Distributed by: Paramount Pictures

Reviewed by Melissa Minners


            When I first received the soundtrack and musical score for this comedy, I was impressed.  It had been a long time since a comedy had produced such great albums.  With all the thought put into what music should accompany the scenes in the film, I imagined a great deal of thought had cone into the movie’s script and production.  Unfortunately, I was never able to catch Tropic Thunder in the movie theaters and so it was off to the video rental shop to find out if I was right about this film.

            The comedy begins in the first few seconds of the film with a series of mock movie trailers and commercials featuring the main characters of the film in previous works.  This offers viewers a peek into the background of each character - an action hero who has been in one too many sequels (Ben Stiller), a hip-hop chick magnet whose energy drink/bar business needs a boost (Brandon T. Jackson), a comedy film star with no serious drama background and a serious drug habit (Jack Black), a rookie actor looking for his big break (Jay Baruchel) and a dramatic actor who over-immerses himself in each role he takes on (Robert Downey, Jr.).

            We learn that each of these actors has been offered a role in Tropic Thunder, a movie based on a memoir about a Vietnam POW rescue mission.  The author of the book, John “Four Leaf” Tayback (Nick Nolte) is on set as a consultant.  The movie’s director (Steve Coogan) is a rookie with no idea about how to control his spoiled prima donna cast.  In desperation, the director, consultant and pyrotechnics expert hatch a plan - send the cast into the jungle and have the war come to them.  Concealed cameras will provide the footage and demolitions set off in random locations and at random times will put the actors on edge, offering up a more realistic response to the surroundings.  Less acting and more re-acting could make for a better film.

            Unfortunately, the actors are accidentally dropped into an area surrounding the poppy fields of a successful drug ring whose leader is not very receptive to unwelcome visitors.  The actors soon discover that they are no longer acting out scenes from a movie - this is the real deal.  Can our heroes survive long enough for a successful extraction or will this movie end in tragedy?

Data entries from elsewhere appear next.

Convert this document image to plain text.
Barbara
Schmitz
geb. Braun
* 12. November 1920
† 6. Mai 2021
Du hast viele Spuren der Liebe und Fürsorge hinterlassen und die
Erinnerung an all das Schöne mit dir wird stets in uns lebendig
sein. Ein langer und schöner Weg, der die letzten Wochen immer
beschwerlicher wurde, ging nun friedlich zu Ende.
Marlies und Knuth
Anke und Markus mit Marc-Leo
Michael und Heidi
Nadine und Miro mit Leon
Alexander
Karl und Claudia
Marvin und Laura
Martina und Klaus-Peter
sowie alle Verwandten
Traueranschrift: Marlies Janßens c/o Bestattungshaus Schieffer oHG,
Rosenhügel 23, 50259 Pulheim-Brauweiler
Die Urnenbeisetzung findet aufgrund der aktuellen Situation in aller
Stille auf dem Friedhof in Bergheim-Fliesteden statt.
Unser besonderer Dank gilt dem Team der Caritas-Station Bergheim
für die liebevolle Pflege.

            From beginning to end, Tropic Thunder is absolutely hysterical.  I couldn’t stop laughing from the mock trailers to the final scenes of the film.  Each actor was perfectly chosen for his role.  The media is saying that a barely recognizable Tom Cruise steals the show as Les Grossman, the angry and arrogant studio executive producer of Tropic Thunder.  I agree, Tom Cruise performed well considering that he is considered more of a dramatic actor these days, but in my opinion the real scene stealer is Robert Downey, Jr.  The lengths his character goes through to become the role of African American Sergeant Lincoln Osiris provide for some very entertaining moments.

            This movie takes on everyone and everything, finding humor in the least likely of situations.  Of course, there are quite a few off-color jokes that might be a bit politically incorrect in nature  If you are one of those people who are quick to be insulted by such humor, Tropic Thunder is not the movie for you and you should probably go catch a Disney film.  But, if you are one of those people who realize that humor is not always geared toward insulting others, but designed to make people see how ridiculous stereotyping can be, you’re gonna love this film.

            The visuals and soundtrack of this film blend in perfectly and the beauty of the movie set, based in Hawaii, is incredible.  The casting was simply perfect and the script hilarious.  Ben Stiller is an excellent director and it’s no surprise that the film and its actors received so many accolades both in ticket sales and in award nominations.

            Tropic Thunder is not for the serious minded or the sensitive.  This movie is for someone who wants some simpleminded hysterical comedy as a cheerful end to a lousy work week.  My assessment of this film was correct and I am extremely happy I had the opportunity to witness this for myself.  Tropic Thunder is a laughter-fest from beginning to end.